On the drive home from work the other day, I listened to a fascinating story on NPR about television. It wasn’t about the best shows of 2012, or about content at all, really. It was about the way we watch television and, more specifically, about how we will watch television in the years to come.

© Krzysiek - Fotolia.com

But it’s TV. What’s left to change? We’ve already gone from antenna to cable and satellite. The viewing quality has greatly improved from analog to digital to HD to even 3D. And we have more and more channels, which for me is just more and more channels I don’t watch but have to pay for to get the five channels I actually like to watch. So what else can really change? Apparently everything.

Keith Richman, CEO of Break Media: “If you’re a channel that people pay for and they don’t know why, you have a very short lifespan.”

Let’s replace “channel” with, say, “GDS”. Hmmm. Makes one think doesn’t it? I am not saying that the GDS don’t provide value. They do—to both sides of the supply chain.  But it’s time to take serious notice when an ever-growing component of their value proposition is, “Hey, we are the only game in town.” I am sure that was the same value proposition the networks were tossing around in the early days of cable.

Another guest was talking about how there will be free video, individual television shows for sale, and packages of channels. And that, “eventually, your TV may be smart enough to serve up only the things you want to watch when you want to watch them.”

Sounds like personalization to me! But the similarities between television programming distribution and airline distribution didn’t stop there. Mark Suster, a venture capitalist, had the most apropos comment to our airline distribution debate.

“When consumers have choice, and distribution opens up, these huge fat industries with big profit margins start to collapse and new players tend to emerge.”

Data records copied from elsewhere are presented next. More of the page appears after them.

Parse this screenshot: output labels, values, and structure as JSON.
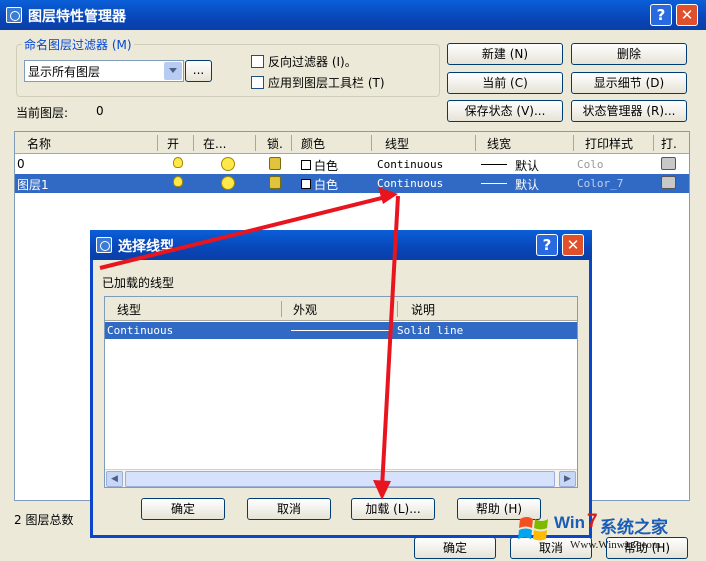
{
  "main_window": {
    "title": "图层特性管理器",
    "help_label": "?",
    "close_label": "✕",
    "filter_group_label": "命名图层过滤器 (M)",
    "filter_combo_value": "显示所有图层",
    "filter_dots_label": "...",
    "invert_filter_label": "反向过滤器 (I)。",
    "apply_toolbar_label": "应用到图层工具栏 (T)",
    "current_layer_label": "当前图层:",
    "current_layer_value": "0",
    "buttons": {
      "new": "新建 (N)",
      "delete": "删除",
      "current": "当前 (C)",
      "show_details": "显示细节 (D)",
      "save_state": "保存状态 (V)...",
      "state_manager": "状态管理器 (R)..."
    },
    "columns": [
      "名称",
      "开",
      "在...",
      "锁.",
      "颜色",
      "线型",
      "线宽",
      "打印样式",
      "打."
    ],
    "rows": [
      {
        "name": "0",
        "color": "白色",
        "linetype": "Continuous",
        "lineweight": "默认",
        "plotstyle": "Colo"
      },
      {
        "name": "图层1",
        "color": "白色",
        "linetype": "Continuous",
        "lineweight": "默认",
        "plotstyle": "Color_7"
      }
    ],
    "status_text": "2 图层总数",
    "ok_label": "确定",
    "cancel_label": "取消",
    "help_button_label": "帮助 (H)"
  },
  "dialog": {
    "title": "选择线型",
    "help_label": "?",
    "close_label": "✕",
    "loaded_label": "已加载的线型",
    "columns": [
      "线型",
      "外观",
      "说明"
    ],
    "rows": [
      {
        "linetype": "Continuous",
        "description": "Solid line"
      }
    ],
    "buttons": {
      "ok": "确定",
      "cancel": "取消",
      "load": "加载 (L)...",
      "help": "帮助 (H)"
    }
  },
  "watermark": {
    "brand_prefix": "Win",
    "brand_digit": "7",
    "brand_suffix": "系统之家",
    "url": "Www.Winwin7.com"
  },
  "colors": {
    "titlebar": "#0A46C8",
    "selection": "#316AC5",
    "arrow": "#E8141E",
    "watermark_red": "#D21E1E"
  }
}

Thank you, Mr. Suster. I know you were talking about television, but I think that particular quote will be more relevant to our airline distribution debate sooner than most of us think.

The reality is that we’ve entered the personalization age, be it television distribution or airline distribution. We can try to fight it, deny it, or simply stick our heads in the sand, but technology and innovation are—day-by-day—revolutionizing the way we do things… and no one can stop it.

Oh yeah, and regardless of the industry, those “huge fat” companies that are attempting to ignore or stand in the way of innovation will go by the wayside… probably sooner than they think.